President George Bush has sent his planned free trade agreement with Colombia to Congress under a procedure which demands a vote within 90 days. The Democratic majority opposes the deal, citing concerns about the threat of American workers affected by the lowering of trade barriers, as well as the continuing murders of trade union activists in Colombia. James Comarasamy reports from Washington.

The US and Colombian governments signed the bilateral trade deal 16 months ago, but efforts to get it ratified have run up against opposition from the Democratic majority on the Capitol Hill. President Bush described the deal as helpful to the US economy and to American workers and as an urgent matter for national security. By sending the agreement to Congress now, he has given legislators 90 days to accept or reject it. (www.hxen.net)

You are listening to the world news from the BBC.

United Nations Secretary General Ban Ki-moon has joined international calls for the urgent publication of the results from last month’s presidential election in Zimbabwe. Earlier the high court in Harare postponed a ruling on an opposition request that it order the immediate publication of the results.

The Kenyan Prime Minister designate, the opposition leader Raila Odinga has accused President Mwai Kibaki of breaking agreements on the planned power-sharing government. Mr. Odinga said he'd received a letter from Mr. Kibaki’s office, insisting that the full executive power would remain exclusively in the presidency. Mr. Odinga said he and his party had made many concessions, but had not been reciprocated by the president. Adam Mynott reports from Nairobi.

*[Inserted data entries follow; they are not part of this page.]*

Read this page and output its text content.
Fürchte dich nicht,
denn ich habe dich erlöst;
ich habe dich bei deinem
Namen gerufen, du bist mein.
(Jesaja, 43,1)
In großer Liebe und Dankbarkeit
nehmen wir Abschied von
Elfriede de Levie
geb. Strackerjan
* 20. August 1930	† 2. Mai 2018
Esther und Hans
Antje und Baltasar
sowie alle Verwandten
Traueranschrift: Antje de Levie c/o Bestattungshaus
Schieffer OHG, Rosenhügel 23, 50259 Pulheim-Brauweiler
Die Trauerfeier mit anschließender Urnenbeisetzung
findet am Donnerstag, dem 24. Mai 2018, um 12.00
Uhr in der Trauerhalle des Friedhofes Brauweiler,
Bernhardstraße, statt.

The two men spent six hours on Sunday trying to agree on a share out of cabinet positions in the coalition government. But they appeared to have emerged with very different impressions of what took place. President Kibaki made a public statement saying they were close to agreement and talks on Monday would have finalized matters. Minutes earlier, Raila Odinga said it was clear that President Kibaki and his followers will not prepare to do anything which would release their grip on power.

Thousands of Egyptian demonstrators have clashed with security forces in Mahalla el-Kobra north of Cairo. Many of the protestors chanted anti-government slogans and threw stones at riot police who responded with teargas. It came the day after the Egyptian security forces prevented factory workers there from staging a strike over low wages.

And police in Texas have removed another 200 children from a ranch occupied by a polygamist sect doubling the number taken away since Friday. A judge ordered every child to be taken away from the ranch near Eldorado after a 16-year-old girl there said she had been sexually and physically abused by her 50-year-old husband. The children have been joined voluntarily by more than 130 women. The sect broke away from the Mormon Church which renounced polygamy more than a century ago.